Juncker già lo mette in conto un governo non operativo. Perché é proprio questo che la Commissione europea pensa possa accadere in Italia. È questo lo scenario possibile per gli eurocrati di Bruxelles. Se ne è fatto portavoce con una sorprendente ed inattesa dichiarazione addirittura Jean Claude Juncker che della Commissione è il presidente: “Dobbiamo prepararci allo scenario peggiore, quello di un governo non operativo in Italia” ha infatti scandito il presidente della Commissione dell’Unione Europea, intervenendo ad un evento organizzato dal think tank Ceps sull’esito delle elezioni del 4 marzo. Notizia che è stata immediatamente rilanciata dalla stampa tedesca.
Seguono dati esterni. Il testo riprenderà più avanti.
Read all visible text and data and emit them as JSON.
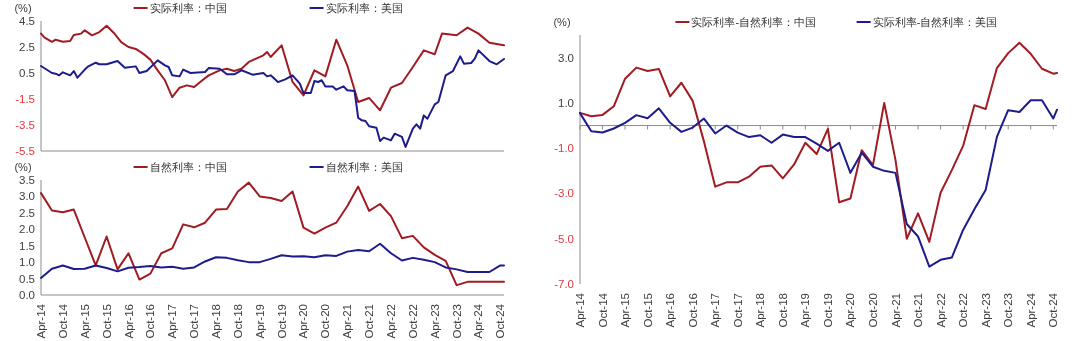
{
  "chart_data": [
    {
      "type": "line",
      "ylabel": "(%)",
      "xlim": [
        "2014-04",
        "2024-11"
      ],
      "ylim": [
        -5.5,
        4.5
      ],
      "yticks": [
        4.5,
        2.5,
        0.5,
        -1.5,
        -3.5,
        -5.5
      ],
      "tick_labels": "y",
      "legend": "top",
      "grid": false,
      "series": [
        {
          "name": "实际利率：中国",
          "color": "#a01c22",
          "x": [
            "2014-04",
            "2014-05",
            "2014-07",
            "2014-08",
            "2014-10",
            "2014-12",
            "2015-01",
            "2015-03",
            "2015-04",
            "2015-06",
            "2015-08",
            "2015-10",
            "2015-12",
            "2016-02",
            "2016-04",
            "2016-06",
            "2016-08",
            "2016-10",
            "2016-12",
            "2017-02",
            "2017-04",
            "2017-06",
            "2017-08",
            "2017-10",
            "2017-12",
            "2018-02",
            "2018-05",
            "2018-07",
            "2018-09",
            "2018-11",
            "2019-01",
            "2019-03",
            "2019-05",
            "2019-06",
            "2019-07",
            "2019-10",
            "2020-01",
            "2020-04",
            "2020-07",
            "2020-10",
            "2021-01",
            "2021-04",
            "2021-07",
            "2021-10",
            "2022-01",
            "2022-04",
            "2022-07",
            "2022-10",
            "2023-01",
            "2023-04",
            "2023-06",
            "2023-10",
            "2024-01",
            "2024-04",
            "2024-07",
            "2024-11"
          ],
          "values": [
            3.53,
            3.22,
            2.9,
            3.06,
            2.9,
            2.96,
            3.42,
            3.53,
            3.78,
            3.4,
            3.65,
            4.14,
            3.58,
            2.88,
            2.5,
            2.35,
            1.99,
            1.53,
            0.7,
            -0.06,
            -1.35,
            -0.63,
            -0.45,
            -0.58,
            -0.12,
            0.32,
            0.7,
            0.83,
            0.65,
            0.83,
            1.35,
            1.6,
            1.86,
            2.12,
            1.73,
            2.63,
            -0.19,
            -1.22,
            0.71,
            0.24,
            3.06,
            1.09,
            -1.73,
            -1.42,
            -2.37,
            -0.63,
            -0.27,
            0.96,
            2.24,
            1.94,
            3.53,
            3.4,
            3.99,
            3.53,
            2.83,
            2.63
          ]
        },
        {
          "name": "实际利率：美国",
          "color": "#1c1c8c",
          "x": [
            "2014-04",
            "2014-07",
            "2014-08",
            "2014-09",
            "2014-10",
            "2014-12",
            "2015-01",
            "2015-02",
            "2015-04",
            "2015-05",
            "2015-07",
            "2015-08",
            "2015-10",
            "2016-01",
            "2016-03",
            "2016-06",
            "2016-07",
            "2016-09",
            "2016-12",
            "2017-02",
            "2017-03",
            "2017-04",
            "2017-06",
            "2017-07",
            "2017-09",
            "2018-01",
            "2018-02",
            "2018-05",
            "2018-07",
            "2018-09",
            "2018-11",
            "2019-02",
            "2019-05",
            "2019-06",
            "2019-07",
            "2019-09",
            "2019-11",
            "2020-01",
            "2020-03",
            "2020-04",
            "2020-06",
            "2020-07",
            "2020-08",
            "2020-09",
            "2020-10",
            "2020-12",
            "2021-01",
            "2021-03",
            "2021-04",
            "2021-06",
            "2021-07",
            "2021-08",
            "2021-09",
            "2021-10",
            "2021-12",
            "2022-01",
            "2022-02",
            "2022-04",
            "2022-05",
            "2022-07",
            "2022-08",
            "2022-10",
            "2022-11",
            "2022-12",
            "2023-01",
            "2023-02",
            "2023-04",
            "2023-05",
            "2023-07",
            "2023-09",
            "2023-11",
            "2023-12",
            "2024-02",
            "2024-03",
            "2024-04",
            "2024-07",
            "2024-09",
            "2024-11"
          ],
          "values": [
            1.04,
            0.5,
            0.45,
            0.32,
            0.55,
            0.32,
            0.65,
            0.14,
            0.76,
            1.01,
            1.29,
            1.17,
            1.17,
            1.42,
            0.91,
            1.01,
            0.5,
            0.65,
            1.47,
            1.09,
            0.96,
            0.32,
            0.24,
            0.76,
            0.5,
            0.58,
            0.88,
            0.83,
            0.4,
            0.4,
            0.71,
            0.37,
            0.5,
            0.24,
            0.32,
            -0.2,
            0.01,
            0.32,
            -0.32,
            -1.04,
            -1.04,
            -0.12,
            -0.19,
            -0.06,
            -0.53,
            -0.53,
            -0.78,
            -0.53,
            -0.83,
            -0.88,
            -2.94,
            -3.14,
            -3.19,
            -3.6,
            -3.71,
            -4.73,
            -4.47,
            -4.68,
            -4.17,
            -4.42,
            -5.19,
            -3.78,
            -3.45,
            -3.78,
            -2.76,
            -3.01,
            -1.91,
            -1.73,
            0.32,
            0.65,
            1.78,
            1.22,
            1.27,
            1.6,
            2.24,
            1.42,
            1.17,
            1.58
          ]
        }
      ]
    },
    {
      "type": "line",
      "ylabel": "(%)",
      "x": [
        "2014-04",
        "2014-07",
        "2014-10",
        "2015-01",
        "2015-04",
        "2015-07",
        "2015-10",
        "2016-01",
        "2016-04",
        "2016-07",
        "2016-10",
        "2017-01",
        "2017-04",
        "2017-07",
        "2017-10",
        "2018-01",
        "2018-04",
        "2018-07",
        "2018-10",
        "2019-01",
        "2019-04",
        "2019-07",
        "2019-10",
        "2020-01",
        "2020-04",
        "2020-07",
        "2020-10",
        "2021-01",
        "2021-04",
        "2021-07",
        "2021-10",
        "2022-01",
        "2022-04",
        "2022-07",
        "2022-10",
        "2023-01",
        "2023-04",
        "2023-07",
        "2023-10",
        "2024-01",
        "2024-04",
        "2024-07",
        "2024-10",
        "2024-11"
      ],
      "xlim": [
        "2014-04",
        "2024-11"
      ],
      "xticks": [
        {
          "value": "2014-04",
          "label": "Apr-14"
        },
        {
          "value": "2014-10",
          "label": "Oct-14"
        },
        {
          "value": "2015-04",
          "label": "Apr-15"
        },
        {
          "value": "2015-10",
          "label": "Oct-15"
        },
        {
          "value": "2016-04",
          "label": "Apr-16"
        },
        {
          "value": "2016-10",
          "label": "Oct-16"
        },
        {
          "value": "2017-04",
          "label": "Apr-17"
        },
        {
          "value": "2017-10",
          "label": "Oct-17"
        },
        {
          "value": "2018-04",
          "label": "Apr-18"
        },
        {
          "value": "2018-10",
          "label": "Oct-18"
        },
        {
          "value": "2019-04",
          "label": "Apr-19"
        },
        {
          "value": "2019-10",
          "label": "Oct-19"
        },
        {
          "value": "2020-04",
          "label": "Apr-20"
        },
        {
          "value": "2020-10",
          "label": "Oct-20"
        },
        {
          "value": "2021-04",
          "label": "Apr-21"
        },
        {
          "value": "2021-10",
          "label": "Oct-21"
        },
        {
          "value": "2022-04",
          "label": "Apr-22"
        },
        {
          "value": "2022-10",
          "label": "Oct-22"
        },
        {
          "value": "2023-04",
          "label": "Apr-23"
        },
        {
          "value": "2023-10",
          "label": "Oct-23"
        },
        {
          "value": "2024-04",
          "label": "Apr-24"
        },
        {
          "value": "2024-10",
          "label": "Oct-24"
        }
      ],
      "ylim": [
        0,
        3.5
      ],
      "yticks": [
        {
          "value": 0,
          "label": "0.0"
        },
        0.5,
        {
          "value": 1,
          "label": "1.0"
        },
        1.5,
        {
          "value": 2,
          "label": "2.0"
        },
        2.5,
        {
          "value": 3,
          "label": "3.0"
        },
        3.5
      ],
      "legend": "top",
      "grid": false,
      "series": [
        {
          "name": "自然利率：中国",
          "color": "#a01c22",
          "values": [
            3.1,
            2.57,
            2.52,
            2.6,
            1.75,
            0.9,
            1.78,
            0.78,
            1.27,
            0.47,
            0.65,
            1.27,
            1.42,
            2.15,
            2.06,
            2.2,
            2.6,
            2.62,
            3.15,
            3.42,
            3.0,
            2.95,
            2.86,
            3.15,
            2.05,
            1.87,
            2.05,
            2.2,
            2.7,
            3.3,
            2.56,
            2.77,
            2.4,
            1.73,
            1.8,
            1.45,
            1.22,
            1.04,
            0.3,
            0.4,
            0.4,
            0.4,
            0.4,
            0.4
          ]
        },
        {
          "name": "自然利率：美国",
          "color": "#1c1c8c",
          "values": [
            0.52,
            0.8,
            0.9,
            0.79,
            0.8,
            0.9,
            0.82,
            0.72,
            0.83,
            0.85,
            0.88,
            0.84,
            0.86,
            0.8,
            0.84,
            1.02,
            1.15,
            1.13,
            1.06,
            1.0,
            1.0,
            1.1,
            1.21,
            1.17,
            1.18,
            1.15,
            1.21,
            1.19,
            1.32,
            1.37,
            1.33,
            1.56,
            1.27,
            1.05,
            1.13,
            1.07,
            1.0,
            0.84,
            0.78,
            0.7,
            0.7,
            0.7,
            0.9,
            0.9
          ]
        }
      ]
    },
    {
      "type": "line",
      "ylabel": "(%)",
      "x": [
        "2014-04",
        "2014-07",
        "2014-10",
        "2015-01",
        "2015-04",
        "2015-07",
        "2015-10",
        "2016-01",
        "2016-04",
        "2016-07",
        "2016-10",
        "2017-01",
        "2017-04",
        "2017-07",
        "2017-10",
        "2018-01",
        "2018-04",
        "2018-07",
        "2018-10",
        "2019-01",
        "2019-04",
        "2019-07",
        "2019-10",
        "2020-01",
        "2020-04",
        "2020-07",
        "2020-10",
        "2021-01",
        "2021-04",
        "2021-07",
        "2021-10",
        "2022-01",
        "2022-04",
        "2022-07",
        "2022-10",
        "2023-01",
        "2023-04",
        "2023-07",
        "2023-10",
        "2024-01",
        "2024-04",
        "2024-07",
        "2024-10",
        "2024-11"
      ],
      "xlim": [
        "2014-04",
        "2024-11"
      ],
      "xticks": [
        {
          "value": "2014-04",
          "label": "Apr-14"
        },
        {
          "value": "2014-10",
          "label": "Oct-14"
        },
        {
          "value": "2015-04",
          "label": "Apr-15"
        },
        {
          "value": "2015-10",
          "label": "Oct-15"
        },
        {
          "value": "2016-04",
          "label": "Apr-16"
        },
        {
          "value": "2016-10",
          "label": "Oct-16"
        },
        {
          "value": "2017-04",
          "label": "Apr-17"
        },
        {
          "value": "2017-10",
          "label": "Oct-17"
        },
        {
          "value": "2018-04",
          "label": "Apr-18"
        },
        {
          "value": "2018-10",
          "label": "Oct-18"
        },
        {
          "value": "2019-04",
          "label": "Apr-19"
        },
        {
          "value": "2019-10",
          "label": "Oct-19"
        },
        {
          "value": "2020-04",
          "label": "Apr-20"
        },
        {
          "value": "2020-10",
          "label": "Oct-20"
        },
        {
          "value": "2021-04",
          "label": "Apr-21"
        },
        {
          "value": "2021-10",
          "label": "Oct-21"
        },
        {
          "value": "2022-04",
          "label": "Apr-22"
        },
        {
          "value": "2022-10",
          "label": "Oct-22"
        },
        {
          "value": "2023-04",
          "label": "Apr-23"
        },
        {
          "value": "2023-10",
          "label": "Oct-23"
        },
        {
          "value": "2024-04",
          "label": "Apr-24"
        },
        {
          "value": "2024-10",
          "label": "Oct-24"
        }
      ],
      "ylim": [
        -7,
        4
      ],
      "yticks": [
        {
          "value": 3,
          "label": "3.0"
        },
        {
          "value": 1,
          "label": "1.0"
        },
        {
          "value": -1,
          "label": "-1.0"
        },
        {
          "value": -3,
          "label": "-3.0"
        },
        {
          "value": -5,
          "label": "-5.0"
        },
        {
          "value": -7,
          "label": "-7.0"
        }
      ],
      "legend": "top",
      "grid": false,
      "series": [
        {
          "name": "实际利率-自然利率：中国",
          "color": "#a01c22",
          "values": [
            0.56,
            0.41,
            0.47,
            0.85,
            2.07,
            2.56,
            2.41,
            2.5,
            1.29,
            1.89,
            1.09,
            -0.7,
            -2.7,
            -2.51,
            -2.51,
            -2.26,
            -1.82,
            -1.76,
            -2.33,
            -1.72,
            -0.76,
            -1.26,
            -0.15,
            -3.39,
            -3.22,
            -1.09,
            -1.75,
            1.0,
            -1.53,
            -5.0,
            -3.88,
            -5.14,
            -2.97,
            -1.97,
            -0.9,
            0.9,
            0.73,
            2.54,
            3.2,
            3.66,
            3.17,
            2.51,
            2.29,
            2.32
          ]
        },
        {
          "name": "实际利率-自然利率：美国",
          "color": "#1c1c8c",
          "values": [
            0.55,
            -0.25,
            -0.31,
            -0.13,
            0.12,
            0.46,
            0.32,
            0.76,
            0.12,
            -0.28,
            -0.09,
            0.31,
            -0.35,
            0.0,
            -0.31,
            -0.51,
            -0.43,
            -0.76,
            -0.4,
            -0.51,
            -0.51,
            -0.8,
            -1.12,
            -0.76,
            -2.09,
            -1.2,
            -1.82,
            -2.0,
            -2.09,
            -4.35,
            -4.9,
            -6.23,
            -5.93,
            -5.83,
            -4.61,
            -3.7,
            -2.85,
            -0.5,
            0.68,
            0.6,
            1.12,
            1.12,
            0.31,
            0.7
          ]
        }
      ]
    }
  ]
}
E che non ha mancato di suscitare reazioni anche qui da noi. Perchè lo scenario più evocato, il risultato più imbarazzante ovvero l’assenza di un chiaro vincitore delle prossime elezioni politiche del 4 marzo, sembra essere adesso seriamente preso in considerazione anche al massimo livello continentale. Che comunque è un motivo in più per dare forza e fiducia alla coalizione di centrodestra. Unico raggruppamento, ormai è chiaro, che possa agire da antitodo ad un periodo di instabilità e quindi di crisi politica. Comunque sia, il presidente della commissione europea pensa che l’impasse sia una opzione possibile: “L’Europa si sta preparando a questo scenario”, ha detto Juncker osservando inoltre che accanto ai rischi di istabilità in Europa in arrivo dal voto in Italia, pesano, seppur meno , gli esiti del referendum dell’Spd in Germania e dalla presenza di un governo di minoranza in Spagna. ”Questo potrebbe avere forti ripercussioni sui mercati”, ha concluso Juncker.